Cultured islet cell immunofluorescence. Dispersed mouse islets were fixed in 4% PFA for 10 minutes and stored in PBS at 4°C. Fixed cells on coverslips were immunostained as described (15). Briefly, coverslips were blocked in goat serum–based block plus 0.1% Triton-X, then stained with the following antibodies: Insulin (1:200; Dako) and FOXO1 (1:50; Cell Signaling Technology), followed by Alexa Fluor secondary antisera (Invitrogen), and coverslips were mounted onto slides using FluoroshieldÔ with Dapi (Sigma-Aldrich). Coverslips were imaged on either a Leica SP-5 Laser Scanning Confocal Fluorescence microscope, TissueGnostics Fluorescence Slide Scanner, or a Nikon TE2000-E2 inverted microscope. Quantification of nuclear FOXO1 was performed by a blinded individual utilizing a trinary scoring system.

Statistics. Data were analyzed using GraphPad Prism. Data are represented as mean SEM unless specified otherwise. P values were calculated using 2-tailed t test, 1-way ANOVA, or 2-way ANOVA, as specified. P < 0.05 was considered significant.

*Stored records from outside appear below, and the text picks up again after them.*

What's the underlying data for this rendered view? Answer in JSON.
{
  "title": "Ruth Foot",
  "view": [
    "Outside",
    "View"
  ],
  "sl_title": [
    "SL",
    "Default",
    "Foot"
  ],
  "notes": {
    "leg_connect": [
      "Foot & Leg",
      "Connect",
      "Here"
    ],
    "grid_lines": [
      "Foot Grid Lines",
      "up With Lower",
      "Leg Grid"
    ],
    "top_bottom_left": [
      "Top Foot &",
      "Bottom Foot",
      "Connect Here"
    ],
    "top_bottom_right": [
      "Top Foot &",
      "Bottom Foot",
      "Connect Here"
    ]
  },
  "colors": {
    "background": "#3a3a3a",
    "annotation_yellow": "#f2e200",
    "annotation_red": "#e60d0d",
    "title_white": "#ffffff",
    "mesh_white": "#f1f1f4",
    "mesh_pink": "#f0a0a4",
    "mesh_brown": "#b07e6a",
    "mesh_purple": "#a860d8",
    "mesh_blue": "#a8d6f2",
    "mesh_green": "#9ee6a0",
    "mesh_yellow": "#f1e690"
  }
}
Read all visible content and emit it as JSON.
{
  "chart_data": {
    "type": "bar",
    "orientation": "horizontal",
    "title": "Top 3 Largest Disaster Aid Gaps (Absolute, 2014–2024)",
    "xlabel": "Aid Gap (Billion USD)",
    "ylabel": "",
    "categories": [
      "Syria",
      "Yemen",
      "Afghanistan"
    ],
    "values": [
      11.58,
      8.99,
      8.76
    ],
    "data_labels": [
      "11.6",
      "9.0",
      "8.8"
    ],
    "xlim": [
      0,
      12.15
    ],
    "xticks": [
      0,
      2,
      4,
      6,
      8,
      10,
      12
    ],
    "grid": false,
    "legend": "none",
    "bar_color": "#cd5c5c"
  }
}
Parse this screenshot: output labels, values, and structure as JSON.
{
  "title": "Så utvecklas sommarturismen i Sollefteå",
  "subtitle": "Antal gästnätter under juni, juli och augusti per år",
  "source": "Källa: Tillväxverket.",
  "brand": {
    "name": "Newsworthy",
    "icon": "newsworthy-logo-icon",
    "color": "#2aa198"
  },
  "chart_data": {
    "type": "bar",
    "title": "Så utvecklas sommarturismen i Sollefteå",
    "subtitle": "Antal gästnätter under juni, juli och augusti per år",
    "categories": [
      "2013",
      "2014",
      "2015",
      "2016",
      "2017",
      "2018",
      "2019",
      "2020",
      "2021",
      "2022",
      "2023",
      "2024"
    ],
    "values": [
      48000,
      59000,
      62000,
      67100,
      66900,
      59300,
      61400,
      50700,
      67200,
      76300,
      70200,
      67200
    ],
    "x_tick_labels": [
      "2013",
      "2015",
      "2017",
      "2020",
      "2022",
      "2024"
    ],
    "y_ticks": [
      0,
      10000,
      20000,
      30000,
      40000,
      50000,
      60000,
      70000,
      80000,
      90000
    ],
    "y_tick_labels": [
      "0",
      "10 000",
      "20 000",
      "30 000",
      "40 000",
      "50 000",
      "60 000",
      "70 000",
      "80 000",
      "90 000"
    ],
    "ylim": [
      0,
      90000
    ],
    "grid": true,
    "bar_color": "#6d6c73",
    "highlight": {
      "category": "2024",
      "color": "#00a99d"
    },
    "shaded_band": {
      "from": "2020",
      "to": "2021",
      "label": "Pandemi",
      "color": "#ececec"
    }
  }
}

Study approval. All mouse studies were approved by the Institutional Animal Care and Use Committees of the University of Pittsburgh, University of Massachusetts Medical School, and Weill Cornell Medicine.

Data availability. The RNA-Seq data are available in the GEO database under accession number GSE235129. All other data are available in the Supporting data values XLS file.